- Он самый, - прищурился дедушка. – Пустишь к огню-то? Зябко вечером в лесной чаще, погреться бы… Раз уж похлебки не пожалела, не пожалей и тепла для старца.
- Садись дедушка, - подорвалась Весна с места, набросила шкуру на бревно, дабы Лешему сиделось мягко.
- Благодарствую, красавица.
Леший с довольным лицом уселся на бревно, бороду на плечо закинул, а после руки к огню протянул:
- Почем Лана зверем кличешь? А?
- А разве не зверь он? Разве не лесом воспитан, не Велесом холен и лелеян?
- Верно говоришь, токмо не путай дикой облик с дикой душой. Душа у него человеческая, добротою ко всему живому преисполненная. И к тебе тоже.
- Хм! – хмыкнула Весна и отвернулась. – Не правда это, ему лес дороже. Вон, стоило раскрыться, как умотал в чащу, по сей час не видать.
- Боится он, за себя, за тебя… Думу думает. Вот ты, готова ему опорой стать? Готова мирское променять на житье в дремучей чаще?
- Ох, не знаю, не знаю, дедушка.
- То-то и оно. Лан чувствует сомнения в сердце твоем, оттого и страшится. Не гневись на него, покуда сама не приняла решения.
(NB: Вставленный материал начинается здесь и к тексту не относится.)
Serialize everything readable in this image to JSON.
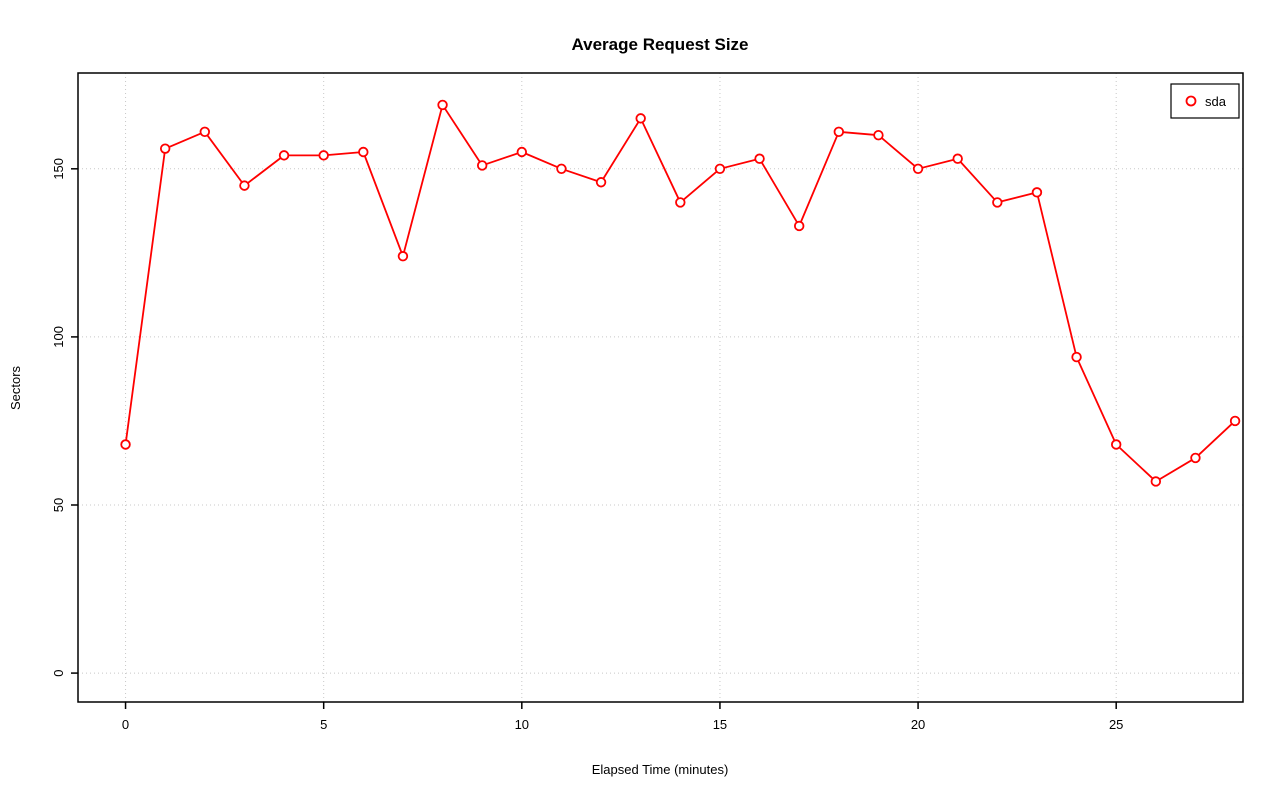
{
  "chart": {
    "title": "Average Request Size",
    "xlabel": "Elapsed Time (minutes)",
    "ylabel": "Sectors",
    "legend": {
      "label": "sda"
    }
  },
  "chart_data": {
    "type": "line",
    "title": "Average Request Size",
    "xlabel": "Elapsed Time (minutes)",
    "ylabel": "Sectors",
    "x": [
      0,
      1,
      2,
      3,
      4,
      5,
      6,
      7,
      8,
      9,
      10,
      11,
      12,
      13,
      14,
      15,
      16,
      17,
      18,
      19,
      20,
      21,
      22,
      23,
      24,
      25,
      26,
      27,
      28
    ],
    "series": [
      {
        "name": "sda",
        "color": "#FF0000",
        "marker": "open-circle",
        "values": [
          68,
          156,
          161,
          145,
          154,
          154,
          155,
          124,
          169,
          151,
          155,
          150,
          146,
          165,
          140,
          150,
          153,
          133,
          161,
          160,
          150,
          153,
          140,
          143,
          94,
          68,
          57,
          64,
          75
        ]
      }
    ],
    "x_ticks": [
      0,
      5,
      10,
      15,
      20,
      25
    ],
    "y_ticks": [
      0,
      50,
      100,
      150
    ],
    "xlim": [
      -1.2,
      28.2
    ],
    "ylim": [
      -8.6,
      178.5
    ],
    "grid": true,
    "grid_style": "dotted",
    "grid_color": "#c8c8c8",
    "box_color": "#000000",
    "legend_position": "top-right",
    "background": "#ffffff"
  }
}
- Не все так просто, - вздохнула дева, глаза заблестели. – На распутье я.
- Знаю, слыхал о божьих происках. Велено тебе совершить лихое деяние. Токмо ты знай, Боги порою похлеще детей малых, как вздумают чего, так будут душу мотать. Для них игры это, увеселения, а для тебя - боль и терзания.
- Не трону я Лана, не смогу. Пусть Перун хоть перевернется в колеснице своей, но супротив сердца не пойду.
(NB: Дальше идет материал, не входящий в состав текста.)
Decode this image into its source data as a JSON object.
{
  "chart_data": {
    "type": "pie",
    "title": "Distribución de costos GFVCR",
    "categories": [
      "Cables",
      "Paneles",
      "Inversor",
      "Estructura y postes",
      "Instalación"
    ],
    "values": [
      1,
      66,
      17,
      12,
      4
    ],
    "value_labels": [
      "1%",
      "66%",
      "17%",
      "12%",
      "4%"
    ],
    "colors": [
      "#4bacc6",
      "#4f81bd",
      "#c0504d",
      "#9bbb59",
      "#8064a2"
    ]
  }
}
- Да, тяжки дела. Ежели решишься на шаг отчаянный, зови. Помогу. Постучишь по стволу осины три раза, обернешься вокруг себя столько же, и прошептать не забудь: «Леший, Леший наворожи, тропку к дому укажи».
- Благодарствую, дедушка.
Тогда встал Леший, поклонился и исчез, будто и не было старца. А Весна еще сильнее задумалась. К Лану прониклась, полюбила, но не дадут Боги им житья, не дадут.
Ночь настала, черным пологом лес укрыла. Костер уж почти потух, только редкие угольки не сдавались, продолжали рдеть и потрескивать, а Весна все ждала возвращения Лана, ждала и тихо плакала. Вспомнился который раз дом, мать с отцом, охота и жизнь беззаботная. Там-то любили ее, берегли и словом ласковым ежеденно баловали. Истомилось сердце девичье, изгоревалось.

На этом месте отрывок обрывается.